As Black in Cancer marks its second anniversary, the group shared an update in Cancer Discovery, a journal of the American Association for Cancer Research (AACR), noting many concrete measures of success:
“In just two years, we executed one in-person conference and two virtual conferences for Black in Cancer week, partnered on about $2 million over three years to fund Black scientists, established a fiscal sponsorship, and launched our mentorship program,” the authors wrote.
In an email interview this week, Bonner cited the October 2022 conference, held in London in conjunction with Cancer Research UK, as perhaps the most thrilling milestone to date. Members gathered for two days for scientific talks, poster presentations, and career roundtable sessions. Among several timely topics, attendees discussed clinical trial representation. Citing data that show that Black men represent less than 5% of clinical trial participants, and Black women represent less than 2%, the authors said Black in Cancer aims to bridge knowledge and cultural gaps, with the goal of increasing trust and encouraging more Black patients to enroll in clinical trials.
“It had always been a dream of ours to bring together these communities that had been communicating over social media and oceans over the last couple of years, but to finally be able to do it and feel the support and energy from the scientific, medical, and advocacy communities was so electric,” Bonner said, adding that planning is underway for a 2023 conference in the United States.
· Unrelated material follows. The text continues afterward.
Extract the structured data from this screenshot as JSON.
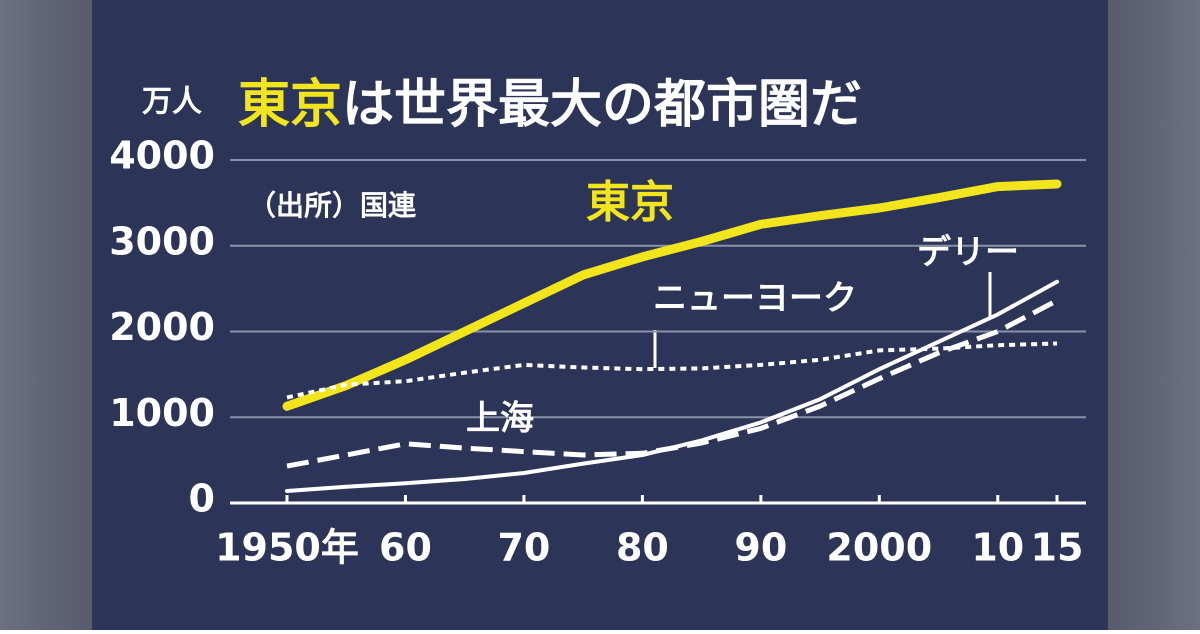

Another key achievement in Black in Cancer’s first two years is the group’s Mentorship and Outreach Program. The organizers of Black in Cancer were well aware that many young Black students have less extensive professional networks than some of their peers, making it harder to secure internships or other research opportunities. To that end, Black in Cancer shared their program curricula with comprehensive cancer centers in the United States and United Kingdom and received multiple pledges to support Black in Cancer mentees. To date, the program has supported 28 students—13 from the United Kingdom and 15 from the United States.
Black in Cancer was launched in the summer of 2020, as the murders of George Floyd, Breonna Taylor, and others exposed racial inequities in America. At the same time, Black people around the world were experiencing disparities in outcomes from COVID-19, following a pattern that had long been observed in cancer. The confluence of these events shone a light on cancer health disparities, which the AACR has long combated through research, scientific publications, and conferences. To learn more about our commitment to achieving the bold vision of cancer health equity for all, see our website.
In addition to their efforts to support Black students and diversify the scientific workforce, the Black in Cancer founders want to impart knowledge and resources to Black communities, ultimately increasing their engagement and trust in health care.
“The fight is not yet complete,” the leaders wrote in their Cancer Discovery commentary. “Black people are still underrepresented in research while being overrepresented in cancer mortality.” However, the founders are encouraged by the significant support they’ve received from cancer centers and funders, as well as positive feedback from Black cancer patients.
“Seeing patients reach out to us to find community and resources has been amazing and has definitely meant that our impact has already gone beyond what we had imagined,” Bonner concluded.